Rational choice theorists would agree. They have long assumed that man is a selfish actor who calculates his every move for maximum advantage. And a survey of Obama world at the beginning of his second administration would not prove them wrong. All of the players are cashing in. No one, it seems, has any idea who will be paying Messina to sprinkle his Pixie Dust on public officials for private benefit. But look at how the Oneida Indian Nation paid Obama’s pollster Joel Benenson to survey New York attitudes on legalized casino gambling. Look at how the Weinstein Company, in preparation for the Academy Awards, hired former Obama campaign spokeswoman Stephanie Cutter to promote, without disclosing the financial arrangement, Silver Linings Playbook on her Twitter feed and the web extra of "This Week." Look at how the property-shark owner of a failing political magazine, himself an Obama donor and former staffer, paid former Obama communications director Anita Dunn to promote the "re-launch" of his publication and maybe, just maybe, help score an Oval Office interview and photo shoot with POTUS.
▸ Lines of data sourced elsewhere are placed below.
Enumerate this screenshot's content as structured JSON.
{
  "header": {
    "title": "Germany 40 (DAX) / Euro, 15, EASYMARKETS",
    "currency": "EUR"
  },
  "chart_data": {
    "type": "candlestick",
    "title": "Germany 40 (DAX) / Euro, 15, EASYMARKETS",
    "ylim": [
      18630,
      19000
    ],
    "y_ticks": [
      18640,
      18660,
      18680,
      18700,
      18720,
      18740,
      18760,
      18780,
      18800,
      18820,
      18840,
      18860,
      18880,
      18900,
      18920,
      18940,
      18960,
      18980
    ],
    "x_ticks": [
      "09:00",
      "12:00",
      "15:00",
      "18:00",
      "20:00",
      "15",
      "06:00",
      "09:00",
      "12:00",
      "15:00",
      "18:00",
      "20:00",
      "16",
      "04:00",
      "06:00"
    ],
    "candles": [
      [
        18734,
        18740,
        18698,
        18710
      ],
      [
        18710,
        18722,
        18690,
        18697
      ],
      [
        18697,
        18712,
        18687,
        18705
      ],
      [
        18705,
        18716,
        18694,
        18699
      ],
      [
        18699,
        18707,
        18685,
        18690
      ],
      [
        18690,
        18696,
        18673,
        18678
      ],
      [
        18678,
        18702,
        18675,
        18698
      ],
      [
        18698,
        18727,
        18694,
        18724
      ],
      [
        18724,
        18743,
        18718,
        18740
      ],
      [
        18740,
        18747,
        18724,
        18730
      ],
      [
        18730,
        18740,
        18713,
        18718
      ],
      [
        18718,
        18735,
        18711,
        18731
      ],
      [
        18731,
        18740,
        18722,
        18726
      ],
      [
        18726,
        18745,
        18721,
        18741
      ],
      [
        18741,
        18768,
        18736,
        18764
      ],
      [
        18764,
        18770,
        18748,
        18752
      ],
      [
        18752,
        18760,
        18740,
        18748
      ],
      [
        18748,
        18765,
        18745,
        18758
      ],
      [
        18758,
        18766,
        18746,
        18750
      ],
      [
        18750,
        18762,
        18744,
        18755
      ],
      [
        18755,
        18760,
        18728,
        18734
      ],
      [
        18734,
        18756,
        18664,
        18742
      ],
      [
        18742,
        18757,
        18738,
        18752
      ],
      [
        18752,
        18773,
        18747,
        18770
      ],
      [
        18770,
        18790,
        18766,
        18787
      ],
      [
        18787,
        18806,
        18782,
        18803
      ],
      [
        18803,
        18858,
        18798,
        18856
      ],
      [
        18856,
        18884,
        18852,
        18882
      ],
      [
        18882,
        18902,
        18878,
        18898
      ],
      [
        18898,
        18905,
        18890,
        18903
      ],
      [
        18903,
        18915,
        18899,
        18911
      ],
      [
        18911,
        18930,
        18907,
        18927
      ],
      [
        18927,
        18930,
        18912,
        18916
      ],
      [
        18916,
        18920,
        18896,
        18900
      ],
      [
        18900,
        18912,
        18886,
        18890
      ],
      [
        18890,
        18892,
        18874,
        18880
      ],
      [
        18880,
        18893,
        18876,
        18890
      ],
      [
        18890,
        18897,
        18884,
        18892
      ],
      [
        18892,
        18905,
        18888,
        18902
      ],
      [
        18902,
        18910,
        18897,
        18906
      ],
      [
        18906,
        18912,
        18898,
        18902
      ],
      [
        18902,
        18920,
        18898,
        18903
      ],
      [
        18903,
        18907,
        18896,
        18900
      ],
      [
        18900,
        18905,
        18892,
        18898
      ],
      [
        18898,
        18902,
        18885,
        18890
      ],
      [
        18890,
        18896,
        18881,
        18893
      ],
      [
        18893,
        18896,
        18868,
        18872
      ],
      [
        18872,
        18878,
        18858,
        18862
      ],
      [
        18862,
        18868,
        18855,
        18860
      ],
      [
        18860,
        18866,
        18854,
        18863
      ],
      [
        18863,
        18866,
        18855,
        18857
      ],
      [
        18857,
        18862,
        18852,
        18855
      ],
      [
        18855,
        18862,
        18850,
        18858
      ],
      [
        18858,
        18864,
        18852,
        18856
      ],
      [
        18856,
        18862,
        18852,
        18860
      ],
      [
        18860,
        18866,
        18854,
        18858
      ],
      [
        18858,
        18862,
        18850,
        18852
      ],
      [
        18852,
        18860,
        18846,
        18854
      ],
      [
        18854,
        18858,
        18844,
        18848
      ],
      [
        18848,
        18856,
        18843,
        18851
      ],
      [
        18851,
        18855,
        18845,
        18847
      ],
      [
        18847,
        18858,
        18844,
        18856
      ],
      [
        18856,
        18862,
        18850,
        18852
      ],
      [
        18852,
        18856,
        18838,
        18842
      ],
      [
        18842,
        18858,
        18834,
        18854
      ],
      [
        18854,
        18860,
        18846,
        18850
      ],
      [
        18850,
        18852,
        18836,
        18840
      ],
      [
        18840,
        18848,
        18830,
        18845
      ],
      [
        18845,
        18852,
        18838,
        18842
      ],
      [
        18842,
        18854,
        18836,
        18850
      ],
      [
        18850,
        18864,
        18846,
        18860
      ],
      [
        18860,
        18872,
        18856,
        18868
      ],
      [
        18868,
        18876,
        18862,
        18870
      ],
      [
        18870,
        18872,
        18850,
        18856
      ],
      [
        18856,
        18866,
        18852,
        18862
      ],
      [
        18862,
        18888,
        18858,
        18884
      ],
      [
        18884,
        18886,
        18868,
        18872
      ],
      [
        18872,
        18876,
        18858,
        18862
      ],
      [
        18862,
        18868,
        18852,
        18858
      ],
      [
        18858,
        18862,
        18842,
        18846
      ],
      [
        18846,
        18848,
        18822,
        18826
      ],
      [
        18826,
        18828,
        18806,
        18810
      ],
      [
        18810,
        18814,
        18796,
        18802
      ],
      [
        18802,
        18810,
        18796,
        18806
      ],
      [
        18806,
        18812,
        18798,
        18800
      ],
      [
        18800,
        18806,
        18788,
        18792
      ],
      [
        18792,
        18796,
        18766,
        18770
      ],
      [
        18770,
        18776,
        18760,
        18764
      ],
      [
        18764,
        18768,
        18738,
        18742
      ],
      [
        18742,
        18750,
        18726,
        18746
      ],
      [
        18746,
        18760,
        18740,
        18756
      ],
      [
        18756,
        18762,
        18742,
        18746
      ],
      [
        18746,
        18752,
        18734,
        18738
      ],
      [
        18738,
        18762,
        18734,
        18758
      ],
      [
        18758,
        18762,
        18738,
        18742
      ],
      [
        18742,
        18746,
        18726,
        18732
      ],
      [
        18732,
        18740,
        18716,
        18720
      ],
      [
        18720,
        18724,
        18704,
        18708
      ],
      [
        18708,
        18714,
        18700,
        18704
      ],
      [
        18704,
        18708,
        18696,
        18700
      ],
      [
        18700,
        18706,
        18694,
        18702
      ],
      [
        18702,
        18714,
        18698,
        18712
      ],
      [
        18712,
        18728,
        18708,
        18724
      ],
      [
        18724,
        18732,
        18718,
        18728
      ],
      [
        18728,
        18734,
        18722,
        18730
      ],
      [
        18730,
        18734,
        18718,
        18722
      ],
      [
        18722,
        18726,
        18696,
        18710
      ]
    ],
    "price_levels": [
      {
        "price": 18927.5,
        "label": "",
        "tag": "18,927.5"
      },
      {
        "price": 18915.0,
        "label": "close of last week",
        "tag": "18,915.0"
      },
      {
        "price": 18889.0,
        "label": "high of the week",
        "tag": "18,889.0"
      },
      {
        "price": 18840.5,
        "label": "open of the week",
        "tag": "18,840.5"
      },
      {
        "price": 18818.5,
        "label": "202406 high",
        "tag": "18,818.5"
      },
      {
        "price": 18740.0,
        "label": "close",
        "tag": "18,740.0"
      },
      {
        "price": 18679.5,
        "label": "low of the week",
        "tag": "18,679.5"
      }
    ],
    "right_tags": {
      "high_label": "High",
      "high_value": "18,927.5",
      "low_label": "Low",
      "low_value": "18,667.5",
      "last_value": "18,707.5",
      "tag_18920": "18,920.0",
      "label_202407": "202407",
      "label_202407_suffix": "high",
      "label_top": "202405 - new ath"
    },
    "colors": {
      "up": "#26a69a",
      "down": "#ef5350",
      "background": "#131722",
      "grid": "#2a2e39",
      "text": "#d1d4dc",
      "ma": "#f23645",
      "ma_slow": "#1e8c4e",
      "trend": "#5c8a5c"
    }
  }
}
"When the president ran in 2007," a member of the White House Press Corps told Jay Carney on Monday, "he used this exact language. He said, ‘The cynics, the lobbyists, and the special interests who have turned government into a game only they can play, they write the checks and you get stuck with the bills. They get the access while you get to write a letter.’ Doesn’t [Organizing for Action] in many ways, though, create a situation that does blur that line of exactly what he was campaigning against in 2007?"

Carney dodged, of course. How could he have done otherwise? The facts are not in dispute. Undisclosed donors are writing unlimited checks to gain access to the president. And the rest of us can’t even get into the White House lobby.